In the men’s 5,000m qualifying heats, Britain’s Mo Farah, the 10,000m gold medalist, completed his first step toward pulling off a double victory with a third-place finish in his qualifying heat. His time, good enough for advancing into the finals on Saturday, was a relatively pedestrian 13:26.00. For comparison, Farah ran his second 5K of his 10K win last Friday in 13:24.
“It was pretty difficult as I was tired,” he admitted to the BBC afterwards. “The heat took a bit more out of me than I was expecting, but I’m really happy with where I am now and I’ve got a couple of days off.”
The American 5,000-meter contingent had a successful day, as all three runners — Galen Rupp, Lopez Lomong, and Bernard Lagat — advanced to Saturday’s final. Rupp, who is Farah’s training partner, won the Olympic silver medal in the 10,000m last Friday. He ran his faster in his qualifying heat than than Farah, finishing sixth in 13:17.56.

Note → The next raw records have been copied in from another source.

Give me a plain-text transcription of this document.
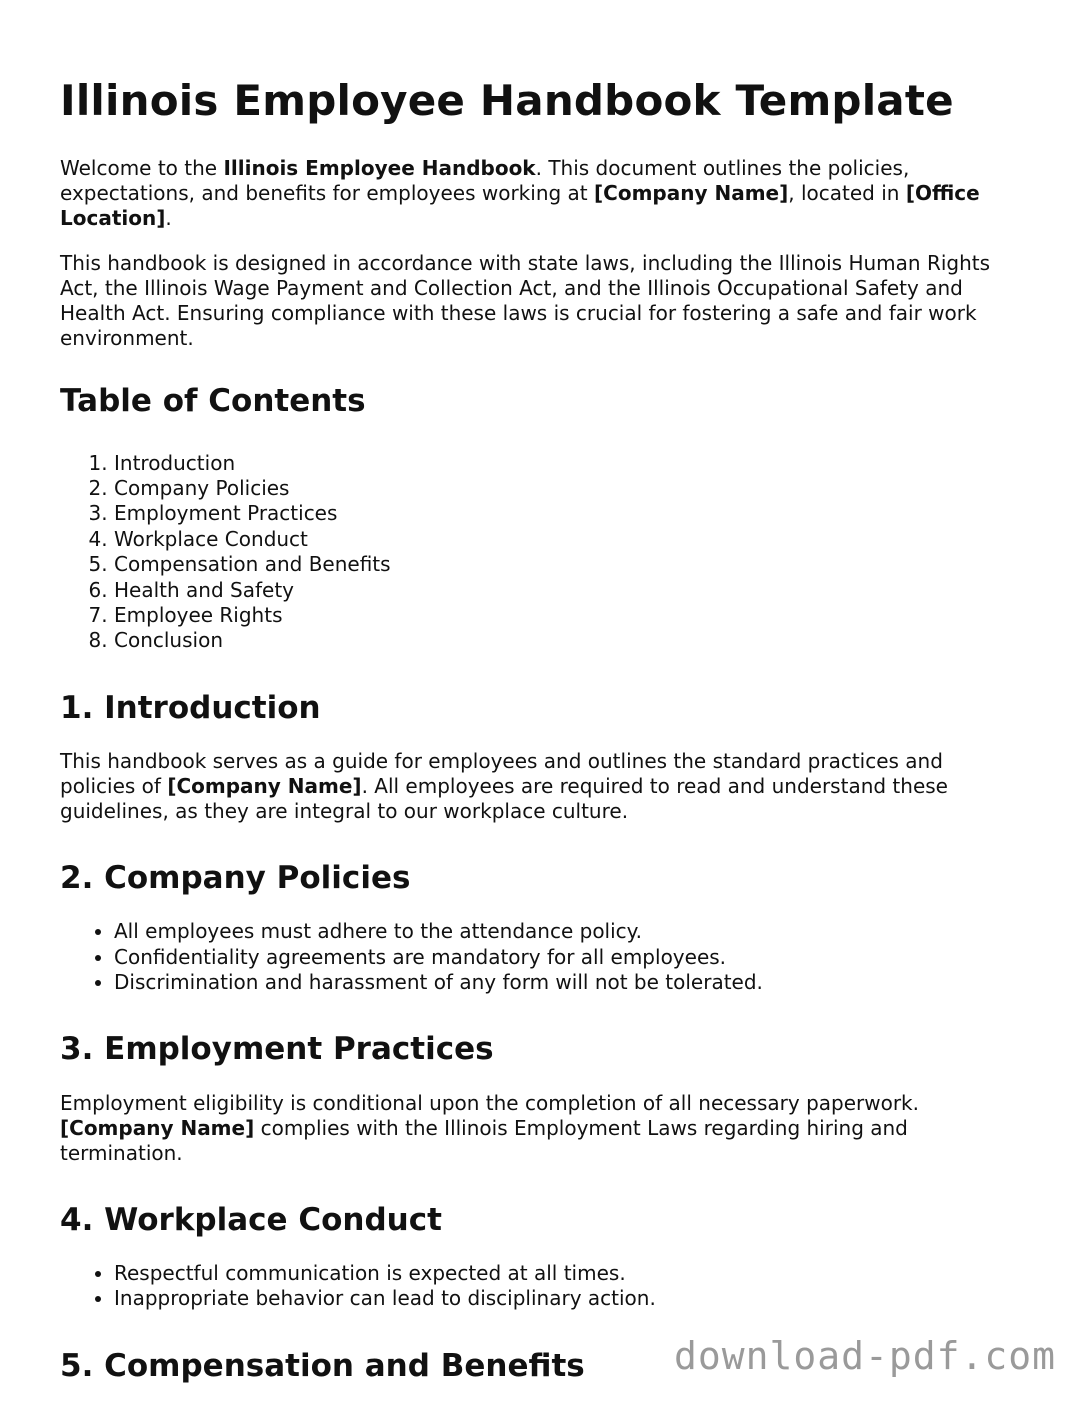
Illinois Employee Handbook Template

Welcome to the Illinois Employee Handbook. This document outlines the policies, expectations, and benefits for employees working at [Company Name], located in [Office Location].

This handbook is designed in accordance with state laws, including the Illinois Human Rights Act, the Illinois Wage Payment and Collection Act, and the Illinois Occupational Safety and Health Act. Ensuring compliance with these laws is crucial for fostering a safe and fair work environment.

Table of Contents
1. Introduction
2. Company Policies
3. Employment Practices
4. Workplace Conduct
5. Compensation and Benefits
6. Health and Safety
7. Employee Rights
8. Conclusion
1. Introduction

This handbook serves as a guide for employees and outlines the standard practices and policies of [Company Name]. All employees are required to read and understand these guidelines, as they are integral to our workplace culture.

2. Company Policies
• All employees must adhere to the attendance policy.
• Confidentiality agreements are mandatory for all employees.
• Discrimination and harassment of any form will not be tolerated.
3. Employment Practices

Employment eligibility is conditional upon the completion of all necessary paperwork. [Company Name] complies with the Illinois Employment Laws regarding hiring and termination.

4. Workplace Conduct
• Respectful communication is expected at all times.
• Inappropriate behavior can lead to disciplinary action.
5. Compensation and Benefits	download-pdf.com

“It’s great that it turned out to be fast,” Rupp said. “It’s easier on your body, even though you’re running fast, to just run even rather than having a wild sprint at the end. I was happy with it. I finished fine. I looked around the last 100, and knew I was all right.”
Both Rupp and Farah are coached by former Boston and New York City Marathon champion, Alberto Salazar.
Double Olympic medalist Bernard Lagat took fourth in the same heat (13:15.45), while Sudanese Lost Boy, Lopez Lomong, qualified in 13:26.16.
Team USA enjoyed equal success in the women’s 800-meter qualifying heats with Alysia Johnson Montano winning her heat in 2:00.47. Alice Schmidt and Geena Gall also ran qualifying times, putting three Americans in tomorrow’s semifinal round.
The women’s 1,500m semifinals were held on Wednesday evening. In the first of two heats, Americans Morgan Uceny and Shannon Rowbury faced off against Russia’s Ekaterina Kostetskaya, who owns a sub-4:00 time this year and is a favorite to medal. Kostetskaya took an early lead on the first lap with Uceny right on her shoulder in the outside part of lane one. The two ran side-by-side until the third lap when Asli Cakir Alptekin of Turkey injected a sudden surge of pace. This broke up the pack and several runners, including Kostetskaya, went with her. Uceny did not, however, sitting back and waiting to begin her finishing kick until she rounded the final turn. Alptekin won the race in 4:05.11 with Uceny finishing third in 4:05.32, automatically qualifying her for Friday’s final. Rowbury took fifth, qualifying for the final on time.
The upset of the day took place in the second 1,500m semifinal when reigning world champion, Jenny Simpson of the United States, failed to advance to the final. She finished last in the race with a time of 4:06.89, about seven seconds off her personal best in that distance. Abeba Aregawi of Ethiopia won the race in 4:01.03.